ETH Zurich and EPFL to release a LLM developed on public infrastructure

Respecting Crawling Opt-Outs & Data Completeness

  • Several comments debate the claim that respecting robots.txt and opt‑outs causes “virtually no performance degradation.”
  • One side argues models that skip blocked content are inherently disadvantaged, especially for specific APIs or niche docs that might be uniquely hosted.
  • Others reply that:
    • Intelligence is more than memorization; models (like humans) can often infer missing details probabilistically.
    • The empirical gap appears small per the linked paper, and architecture, training duration, and fine-tuning may matter more than squeezing out the last scraps of data.
    • Some blocked content is effectively still captured indirectly via mirrors and copies by less-compliant scrapers.
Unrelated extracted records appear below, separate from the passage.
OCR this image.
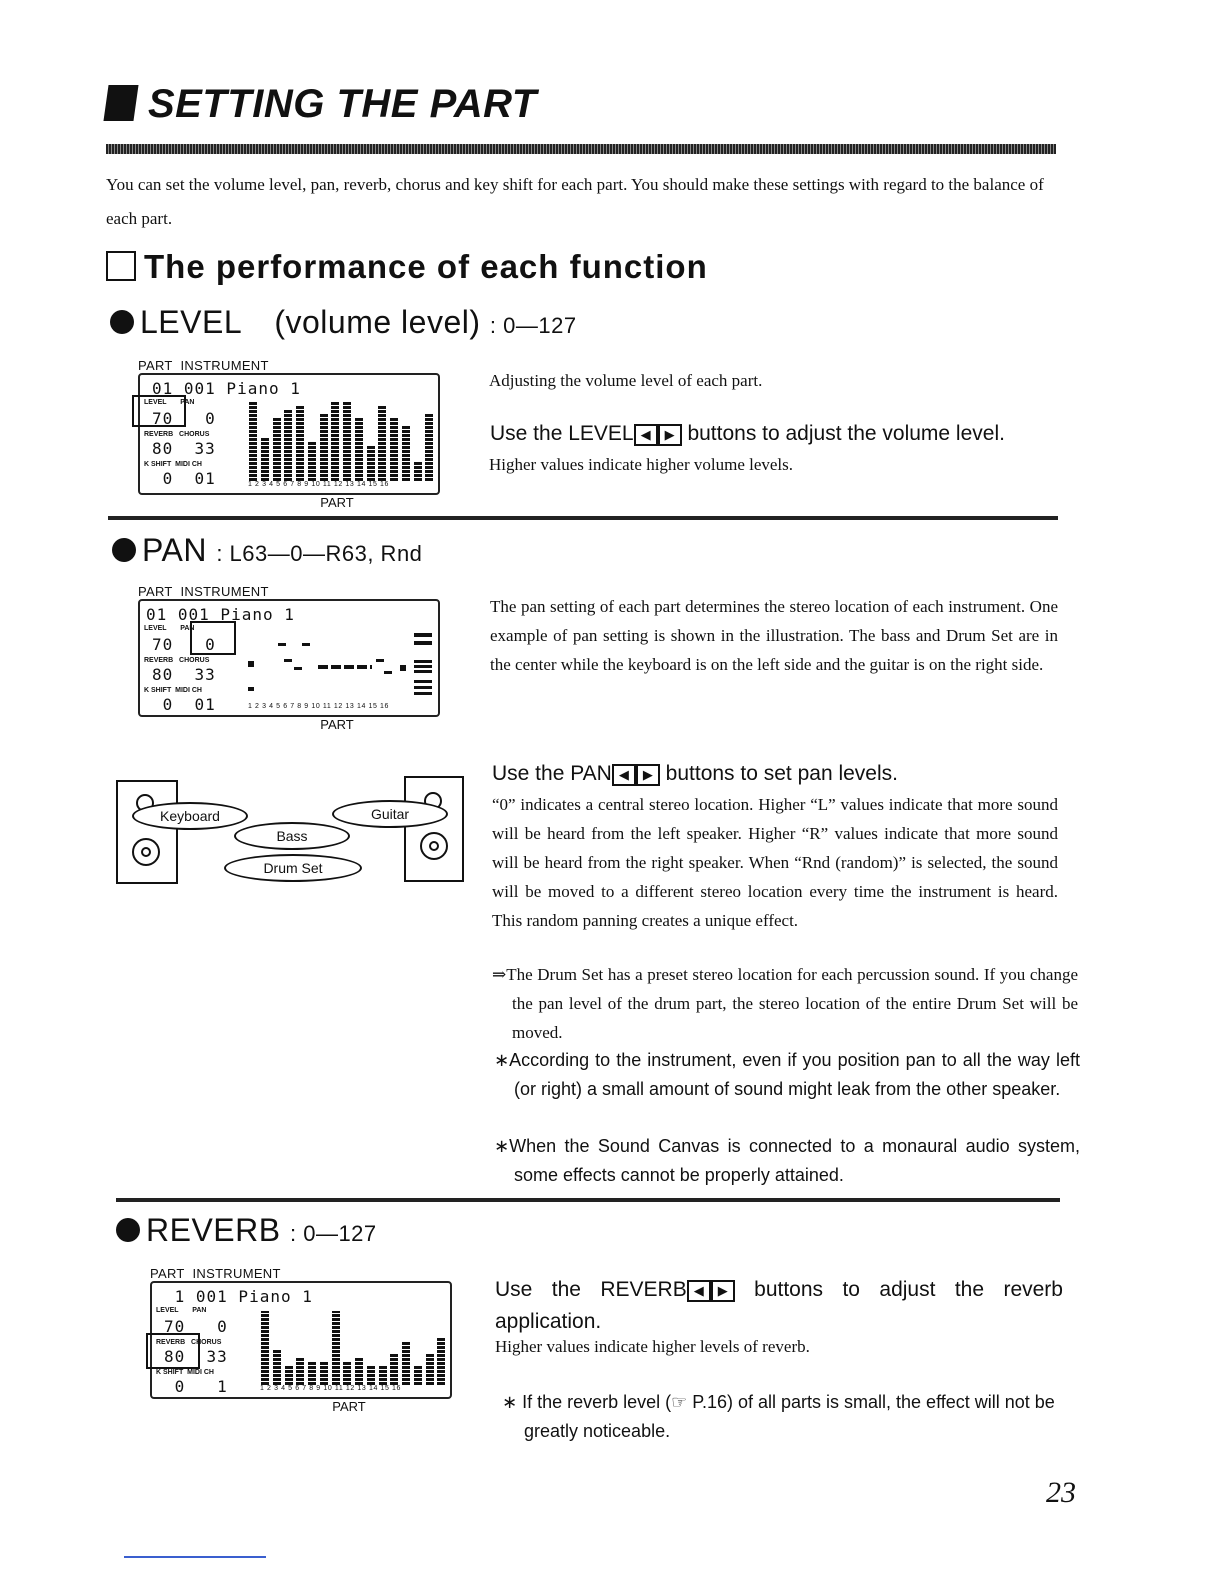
SETTING THE PART
You can set the volume level, pan, reverb, chorus and key shift for each part. You should make these settings with regard to the balance of each part.
The performance of each function
LEVEL (volume level) : 0—127
PART INSTRUMENT
01 001 Piano 1
LEVEL PAN
70   0
REVERB CHORUS
80  33
K SHIFT MIDI CH
0  01	1 2 3 4 5 6 7 8 9 10 11 12 13 14 15 16
PART
Adjusting the volume level of each part.
Use the LEVEL ◀ ▶ buttons to adjust the volume level.
Higher values indicate higher volume levels.
PAN : L63—0—R63, Rnd
PART INSTRUMENT
01 001 Piano 1
LEVEL PAN
70   0
REVERB CHORUS
80  33
K SHIFT MIDI CH
0  01	1 2 3 4 5 6 7 8 9 10 11 12 13 14 15 16
PART
The pan setting of each part determines the stereo location of each instrument. One example of pan setting is shown in the illustration. The bass and Drum Set are in the center while the keyboard is on the left side and the guitar is on the right side.
Keyboard	Guitar
Bass
Drum Set
Use the PAN ◀ ▶ buttons to set pan levels.
“0” indicates a central stereo location. Higher “L” values indicate that more sound will be heard from the left speaker. Higher “R” values indicate that more sound will be heard from the right speaker. When “Rnd (random)” is selected, the sound will be moved to a different stereo location every time the instrument is heard. This random panning creates a unique effect.
⇒The Drum Set has a preset stereo location for each percussion sound. If you change the pan level of the drum part, the stereo location of the entire Drum Set will be moved.
∗According to the instrument, even if you position pan to all the way left (or right) a small amount of sound might leak from the other speaker.
∗When the Sound Canvas is connected to a monaural audio system, some effects cannot be properly attained.
REVERB : 0—127
PART INSTRUMENT
1 001 Piano 1
LEVEL PAN
70   0
REVERB CHORUS
80  33
K SHIFT MIDI CH
0   1	1 2 3 4 5 6 7 8 9 10 11 12 13 14 15 16
PART
Use the REVERB ◀ ▶ buttons to adjust the reverb application.
Higher values indicate higher levels of reverb.
∗ If the reverb level (☞ P.16) of all parts is small, the effect will not be greatly noticeable.
23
Open Training Data & Legal Constraints

  • Strong enthusiasm for transparent, reproducible training data; this is seen as a major differentiator vs existing “open-weight” models.
  • Clarification: data is “transparent and reproducible,” but likely not fully redistributable due to copyright; expect recipes/URLs rather than a packaged dataset.
  • Practical issues raised: web content mutability, huge size (tens of TB), and legal differences:
    • One commenter claims EU text-and-data-mining exceptions allow training on copyrighted data if opt-outs are respected.
    • Another counters that EU authorities say those exceptions don’t apply to LLM training at scale, and that Swiss law requires licenses. This remains unresolved in the thread.
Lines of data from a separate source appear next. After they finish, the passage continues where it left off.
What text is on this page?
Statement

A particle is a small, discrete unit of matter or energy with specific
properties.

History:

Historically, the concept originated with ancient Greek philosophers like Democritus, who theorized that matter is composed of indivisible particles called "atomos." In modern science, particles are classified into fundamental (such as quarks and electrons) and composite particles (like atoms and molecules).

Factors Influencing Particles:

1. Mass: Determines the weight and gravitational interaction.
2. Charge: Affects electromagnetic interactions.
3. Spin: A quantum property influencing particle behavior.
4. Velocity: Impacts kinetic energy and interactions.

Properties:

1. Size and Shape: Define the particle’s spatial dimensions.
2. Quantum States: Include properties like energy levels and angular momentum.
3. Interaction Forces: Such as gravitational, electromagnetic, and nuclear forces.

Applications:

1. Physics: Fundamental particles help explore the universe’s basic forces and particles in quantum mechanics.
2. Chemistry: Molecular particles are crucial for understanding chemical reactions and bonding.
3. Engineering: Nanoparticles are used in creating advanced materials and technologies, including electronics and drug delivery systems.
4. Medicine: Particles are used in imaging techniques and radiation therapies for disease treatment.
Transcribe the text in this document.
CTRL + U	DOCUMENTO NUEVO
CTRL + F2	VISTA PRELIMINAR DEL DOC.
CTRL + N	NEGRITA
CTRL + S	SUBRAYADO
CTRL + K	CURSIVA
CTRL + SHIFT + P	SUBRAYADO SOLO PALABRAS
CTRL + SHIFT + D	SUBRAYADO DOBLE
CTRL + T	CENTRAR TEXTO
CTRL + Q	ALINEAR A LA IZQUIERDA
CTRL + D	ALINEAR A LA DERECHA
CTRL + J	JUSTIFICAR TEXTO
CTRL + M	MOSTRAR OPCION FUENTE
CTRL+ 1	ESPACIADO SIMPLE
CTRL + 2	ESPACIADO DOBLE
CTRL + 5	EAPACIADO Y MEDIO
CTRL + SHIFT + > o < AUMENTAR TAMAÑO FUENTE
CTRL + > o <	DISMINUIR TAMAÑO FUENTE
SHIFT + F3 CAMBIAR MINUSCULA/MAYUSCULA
Architecture, Scale, and Benchmarks

  • Model will be 8B and 70B parameters, Apache 2.0 licensed; many want concrete benchmark tables vs LLaMA, DeepSeek, Teuken, EuroLLM, etc.
  • Someone involved in the project states:
    • It is trained from scratch with their own architecture, not a LLaMA finetune.
    • Main data source is FineWeb2, with compliance, toxicity, and quality filters (FineWeb2-HQ), while still retaining 1800+ language/script pairs.
  • Some worry 70B lags frontier mega‑models (e.g. MoE with hundreds of billions of parameters), others note 70B is a sweet spot for strong capability plus on-premise usability.

Multilingual Modeling

  • Interest in coverage of 24 EU languages and impact of quality filtering on multilingual performance.
  • Tokenization challenges are noted: common approaches are biased toward English subwords, which can hurt other languages.
  • Preliminary cited research suggests quality filtering can partially mitigate the “curse of multilinguality,” but the effect at large scale is still “open.”
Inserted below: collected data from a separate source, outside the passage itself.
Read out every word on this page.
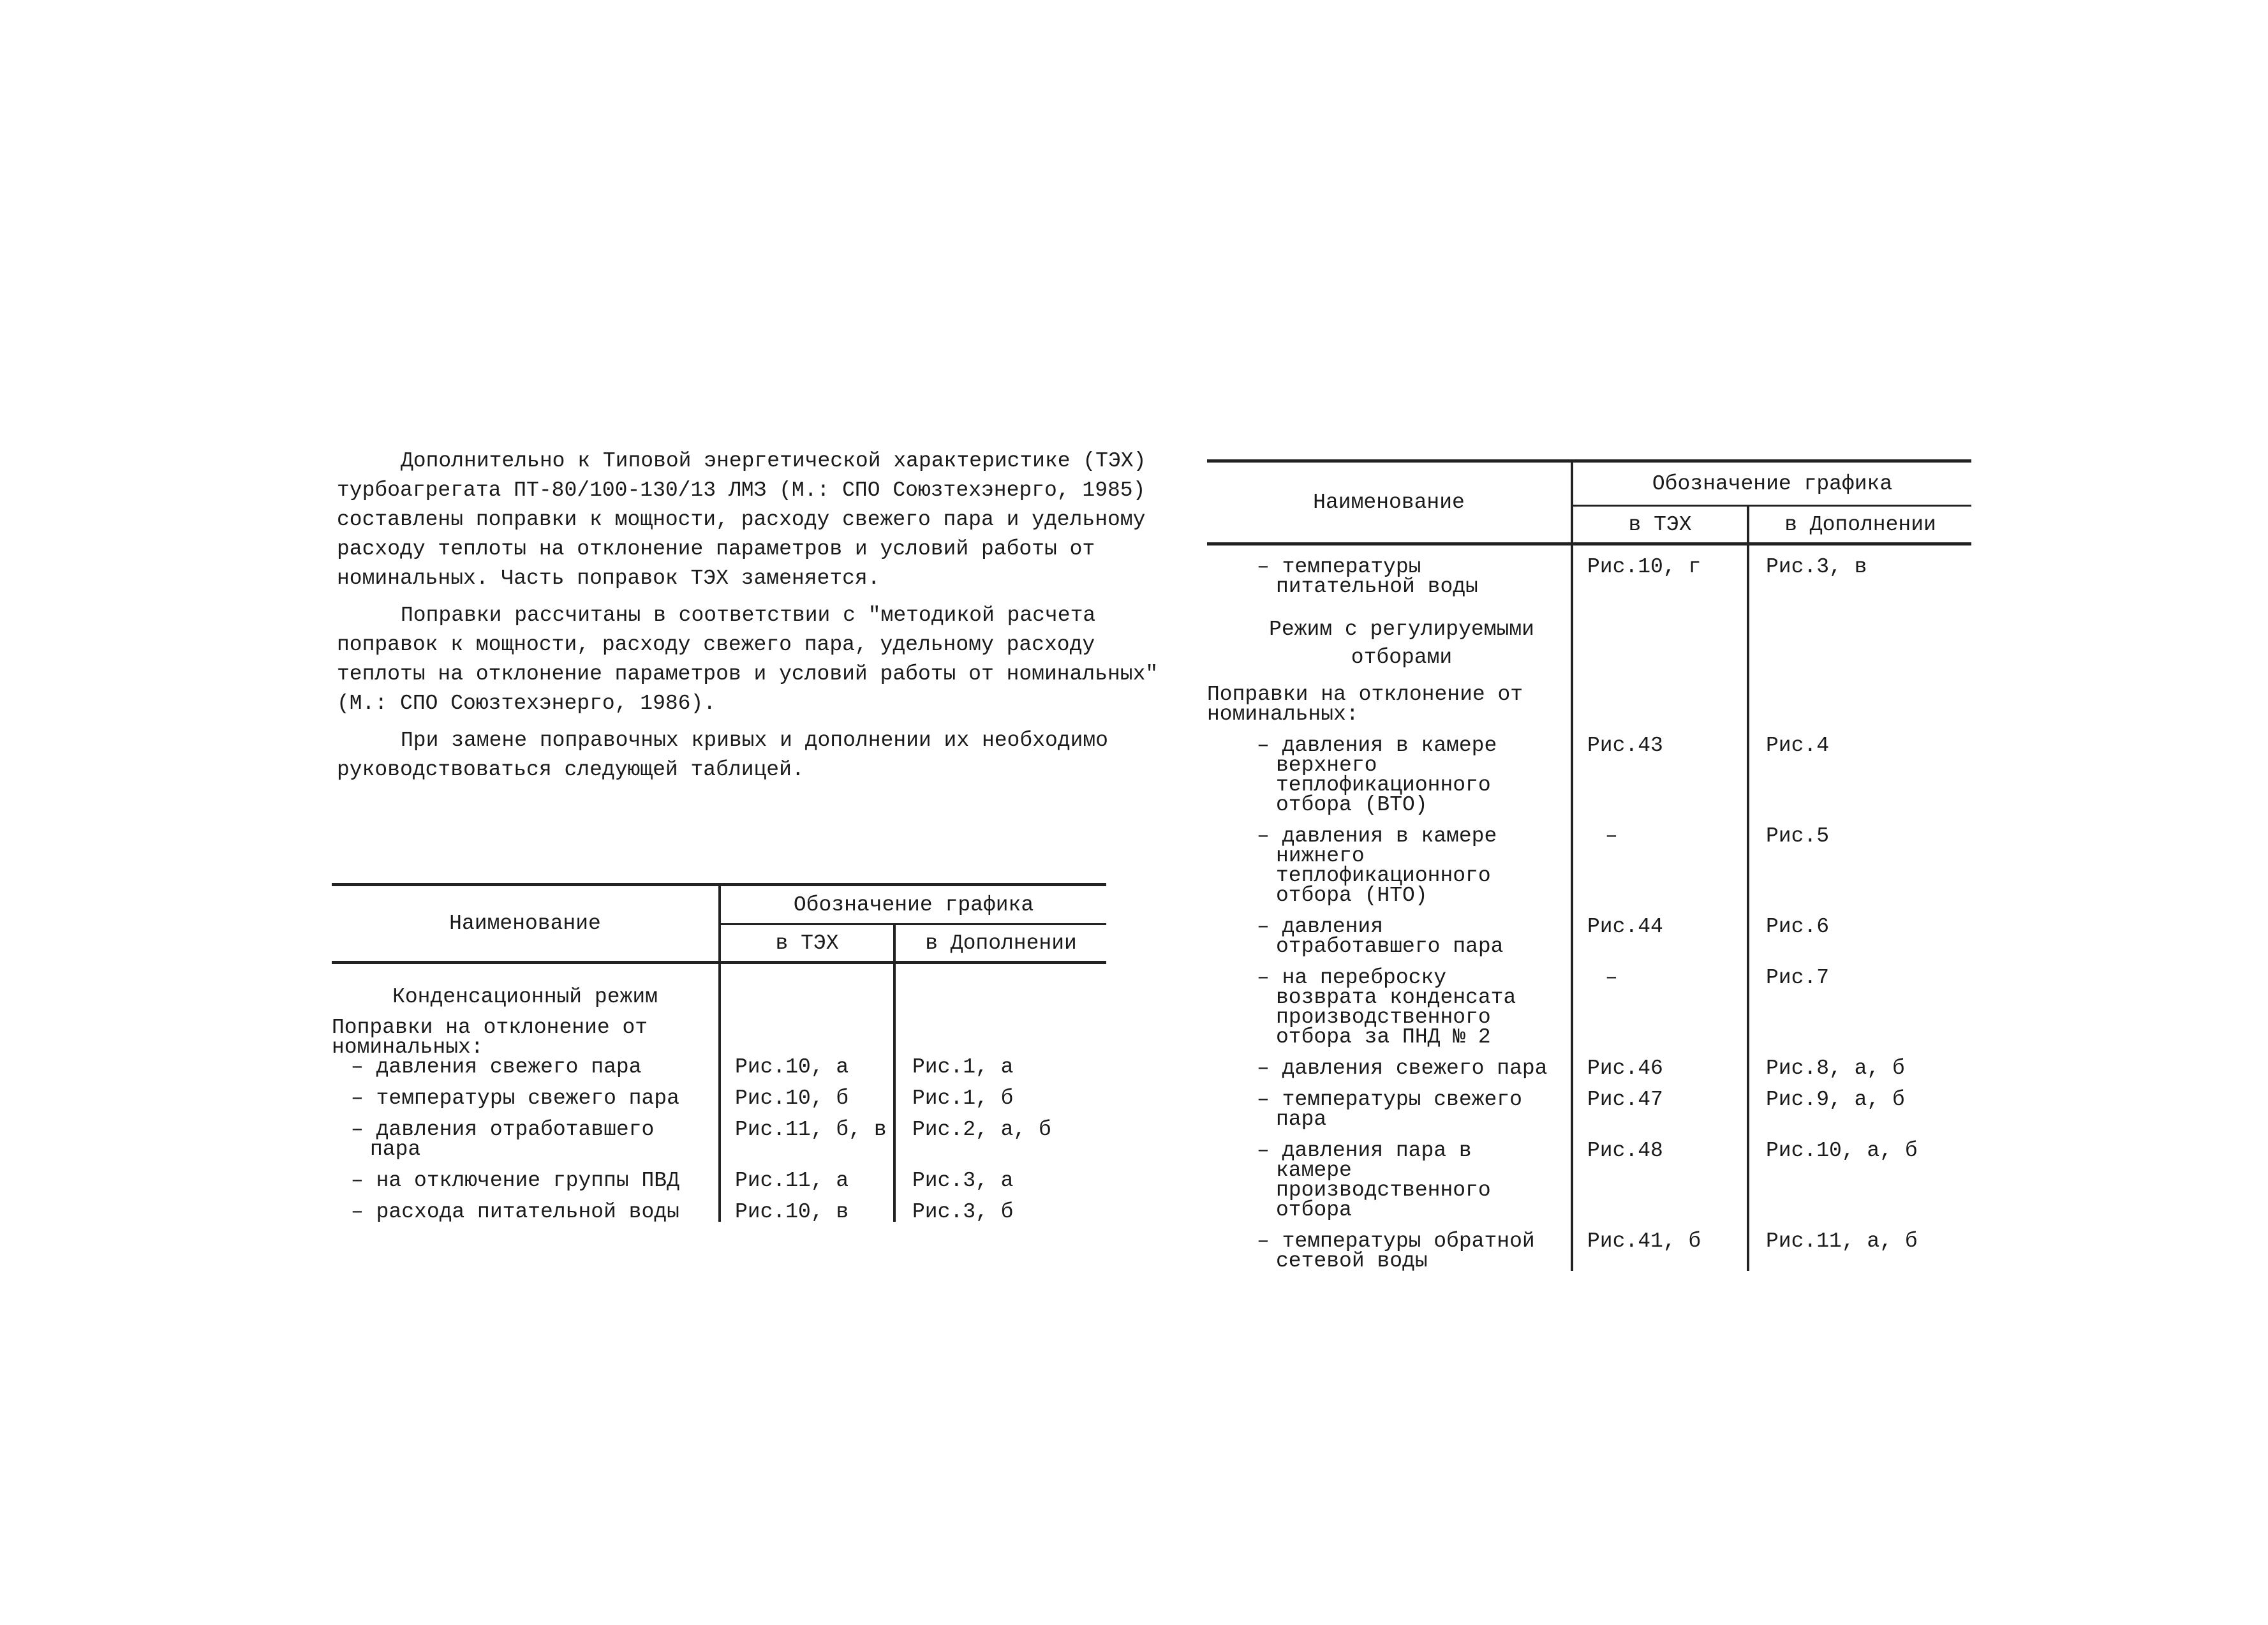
Дополнительно к Типовой энергетической характеристике (ТЭХ) турбоагрегата ПТ-80/100-130/13 ЛМЗ (М.: СПО Союзтехэнерго, 1985) составлены поправки к мощности, расходу свежего пара и удельному расходу теплоты на отклонение параметров и условий работы от номинальных. Часть поправок ТЭХ заменяется.

Поправки рассчитаны в соответствии с "методикой расчета поправок к мощности, расходу свежего пара, удельному расходу теплоты на отклонение параметров и условий работы от номинальных" (М.: СПО Союзтехэнерго, 1986).

При замене поправочных кривых и дополнении их необходимо руководствоваться следующей таблицей.

Наименование	Обозначение графика	
	в ТЭХ	в Дополнении
Конденсационный режим		
Поправки на отклонение от номинальных:		
– давления свежего пара	Рис.10, а	Рис.1, а
– температуры свежего пара	Рис.10, б	Рис.1, б
– давления отработавшего пара	Рис.11, б, в	Рис.2, а, б
– на отключение группы ПВД	Рис.11, а	Рис.3, а
– расхода питательной воды	Рис.10, в	Рис.3, б
Наименование	Обозначение графика	
	в ТЭХ	в Дополнении
– температуры питательной воды	Рис.10, г	Рис.3, в
Режим с регулируемыми отборами		
Поправки на отклонение от номинальных:		
– давления в камере верхнего теплофикационного отбора (ВТО)	Рис.43	Рис.4
– давления в камере нижнего теплофикационного отбора (НТО)	–	Рис.5
– давления отработавшего пара	Рис.44	Рис.6
– на переброску возврата конденсата производственного отбора за ПНД № 2	–	Рис.7
– давления свежего пара	Рис.46	Рис.8, а, б
– температуры свежего пара	Рис.47	Рис.9, а, б
– давления пара в камере производственного отбора	Рис.48	Рис.10, а, б
– температуры обратной сетевой воды	Рис.41, б	Рис.11, а, б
Public Infrastructure, Motivation, and Critiques

  • Supporters frame this as:
    • Building sovereign, European, non-US/China, non‑“enshittified” AI infrastructure.
    • A high‑impact use of university supercomputers and a way to train the next generation of large‑scale ML researchers.
  • Critics compare it to designing an internal‑combustion car in the EV era, questioning:
    • What this adds over existing open‑weight models.
    • Whether such large-scale training is a “gross use” of public compute.
  • Proponents respond that:
    • Fully open models with open data, methods, and infrastructure experience are valuable in themselves.
    • Academic projects often have broader goals than short‑term capability: independence, transparency, and education.

Announcement Timing & Missing Details

  • Some question announcing before release; others note the timing aligns with an open-source LLM summit and likely helps funding and ecosystem building.
  • Open questions in the thread:
    • Exact context length.
    • Detailed benchmark results.
    • How well the model will perform on scientific/math/code tasks and sustainability-related applications.